Another day playing with PyPy. First up was a pleasant surprise in that the 2x slowdown reduced with the currently nightly build, bringing performance up from 40,000cps to ~60,000cps.
After that, applied a micro-optimization that got me about a 6% speedup; I eliminated the use of a state "struct object" (object that just used regular attribute access and no methods) in favour of passing all of the state as explicit arguments and returning the state modification(s) to the caller. Not a huge win, but what it did do is make it possible for cfbolz to point out that, with the modifications, there was an unneeded re-raising of an exception in one of the most heavily used methods.
Eliminating just that trivial operation caused performance to triple (from ~60,000cps to a somewhat respectable 180,000cps). Baseline for the naive rewrite in cPython was 82,000cps, so we're suddenly seeing a real performance improvement.

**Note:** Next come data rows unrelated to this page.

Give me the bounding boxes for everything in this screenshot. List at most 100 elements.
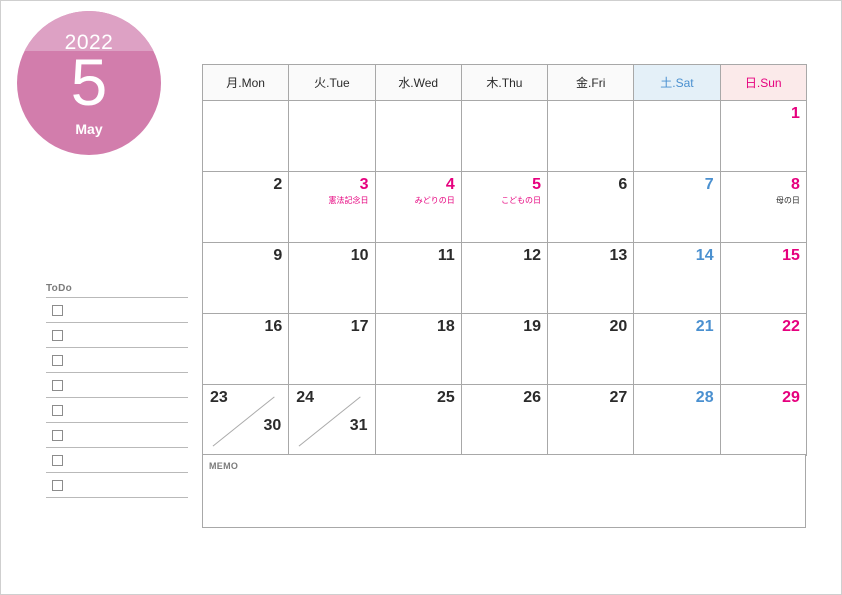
weekday-header-2: 水.Wed [374,64,462,101]
day-number: 22 [782,318,800,335]
day-cell[interactable]: 10 [288,242,376,314]
day-number: 9 [273,247,283,264]
day-number-first: 23 [210,389,228,406]
weekday-header-0: 月.Mon [201,64,290,101]
todo-row[interactable] [46,323,188,348]
calendar-header: 月.Mon 火.Tue 水.Wed 木.Thu 金.Fri 土.Sat 日.Sun [201,64,807,101]
day-cell-empty [633,100,721,172]
todo-row[interactable] [46,448,188,473]
day-number: 6 [618,176,628,193]
month-badge: 2022 5 May [17,11,161,155]
holiday-label: みどりの日 [414,196,455,205]
day-number: 14 [695,247,714,264]
weekday-header-row: 月.Mon 火.Tue 水.Wed 木.Thu 金.Fri 土.Sat 日.Sun [201,64,807,101]
calendar-week-row: 23 30 24 31 25 26 27 28 29 [201,384,807,456]
day-cell[interactable]: 20 [547,313,635,385]
day-cell[interactable]: 25 [374,384,462,456]
day-cell-empty [201,100,290,172]
todo-checkbox[interactable] [52,329,63,341]
day-number: 16 [264,318,283,335]
calendar-body: 1 2 3 憲法記念日 4 みどりの日 5 こどもの日 6 7 8 母の日 9 10 11 12 13 14 15 1… [201,100,807,456]
memo-box[interactable]: MEMO [202,454,806,528]
calendar-week-row: 16 17 18 19 20 21 22 [201,313,807,385]
day-number: 19 [523,318,542,335]
todo-row[interactable] [46,348,188,373]
day-number: 12 [523,247,542,264]
day-cell[interactable]: 24 31 [288,384,376,456]
day-cell[interactable]: 2 [201,171,290,243]
weekday-header-6: 日.Sun [719,64,807,101]
day-cell[interactable]: 14 [633,242,721,314]
day-cell[interactable]: 22 [719,313,807,385]
todo-checkbox[interactable] [52,354,63,366]
calendar-week-row: 1 [201,100,807,172]
day-cell[interactable]: 7 [633,171,721,243]
calendar-week-row: 2 3 憲法記念日 4 みどりの日 5 こどもの日 6 7 8 母の日 [201,171,807,243]
day-number: 28 [695,389,714,406]
day-number: 7 [704,176,714,193]
day-cell[interactable]: 13 [547,242,635,314]
day-cell[interactable]: 12 [460,242,549,314]
day-cell[interactable]: 23 30 [201,384,290,456]
day-number: 5 [532,176,542,193]
todo-row[interactable] [46,473,188,498]
day-number: 27 [609,389,628,406]
day-cell-empty [288,100,376,172]
weekday-header-4: 金.Fri [547,64,635,101]
todo-checkbox[interactable] [52,304,63,316]
todo-checkbox[interactable] [52,454,63,466]
day-number: 29 [782,389,800,406]
day-cell[interactable]: 1 [719,100,807,172]
weekday-header-3: 木.Thu [460,64,549,101]
day-cell[interactable]: 6 [547,171,635,243]
todo-checkbox[interactable] [52,379,63,391]
day-cell[interactable]: 28 [633,384,721,456]
day-number: 21 [695,318,714,335]
day-cell[interactable]: 26 [460,384,549,456]
day-cell[interactable]: 19 [460,313,549,385]
badge-month-name: May [75,121,103,137]
day-cell[interactable]: 29 [719,384,807,456]
todo-row[interactable] [46,373,188,398]
day-cell[interactable]: 16 [201,313,290,385]
day-number: 13 [609,247,628,264]
memo-title: MEMO [209,461,239,471]
todo-panel: ToDo [46,283,188,498]
day-number: 1 [790,105,800,122]
day-number: 4 [445,176,455,193]
day-cell[interactable]: 3 憲法記念日 [288,171,376,243]
day-cell[interactable]: 17 [288,313,376,385]
day-cell[interactable]: 27 [547,384,635,456]
todo-row[interactable] [46,298,188,323]
todo-row[interactable] [46,398,188,423]
day-cell[interactable]: 8 母の日 [719,171,807,243]
day-cell[interactable]: 5 こどもの日 [460,171,549,243]
todo-checkbox[interactable] [52,429,63,441]
holiday-label: 母の日 [775,196,800,205]
weekday-header-1: 火.Tue [288,64,376,101]
day-number: 18 [437,318,455,335]
holiday-label: こどもの日 [501,196,542,205]
todo-checkbox[interactable] [52,404,63,416]
day-number: 11 [437,247,455,264]
day-cell[interactable]: 18 [374,313,462,385]
day-number: 26 [523,389,542,406]
day-cell[interactable]: 21 [633,313,721,385]
day-cell[interactable]: 4 みどりの日 [374,171,462,243]
day-number-second: 30 [263,417,282,434]
day-number: 25 [437,389,455,406]
day-number: 10 [350,247,369,264]
day-number: 15 [782,247,800,264]
day-cell[interactable]: 9 [201,242,290,314]
day-cell-empty [460,100,549,172]
day-cell[interactable]: 11 [374,242,462,314]
todo-row[interactable] [46,423,188,448]
todo-row-list [46,298,188,498]
calendar-grid: 月.Mon 火.Tue 水.Wed 木.Thu 金.Fri 土.Sat 日.Sun 123憲… [201,64,807,456]
day-cell[interactable]: 15 [719,242,807,314]
todo-checkbox[interactable] [52,479,63,491]
day-cell-empty [547,100,635,172]
calendar-page: 2022 5 May ToDo 月.Mon 火.Tue 水.Wed 木.Thu 金.Fr… [0,0,842,595]
calendar-week-row: 9 10 11 12 13 14 15 [201,242,807,314]
day-number: 8 [790,176,800,193]
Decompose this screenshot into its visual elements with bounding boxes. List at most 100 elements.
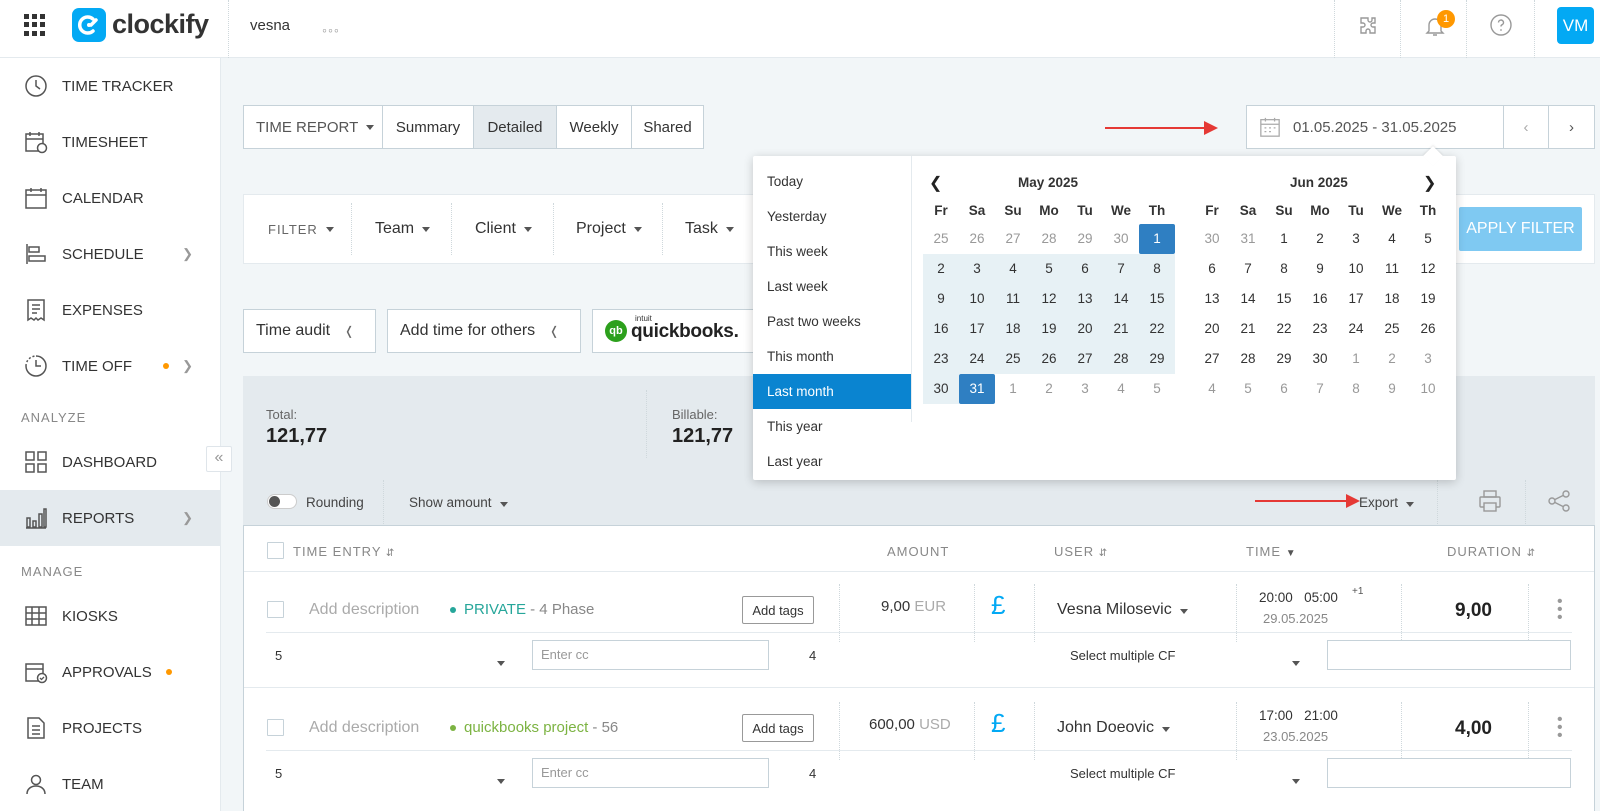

Second fix cfbolz proposed was a bit more... evil... basically replace a for-loop with a recursive call, which caused performance to jump to 265,000cps on pypy, but caused it to drop noticeably on cpython. A little bit of code to test for pypy before using the pypy hack eliminates that issue.
End of the day, the code-base is markedly faster on pypy, but has also been optimized (slightly) for cpython as well. cpython parses at 110,000cps, pypy at 265,000cps on the test file. That puts us at ~1/12th the speed of the optimized C for pypy and ~1/30th for cpython.
There are still lots of things I want to explore, but I don't have the time to work on them today, so I suppose that will be next week...
 at the time I'd thought it had been entirely reduced, but that was because I ran the cPython test in the wrong window (duh!)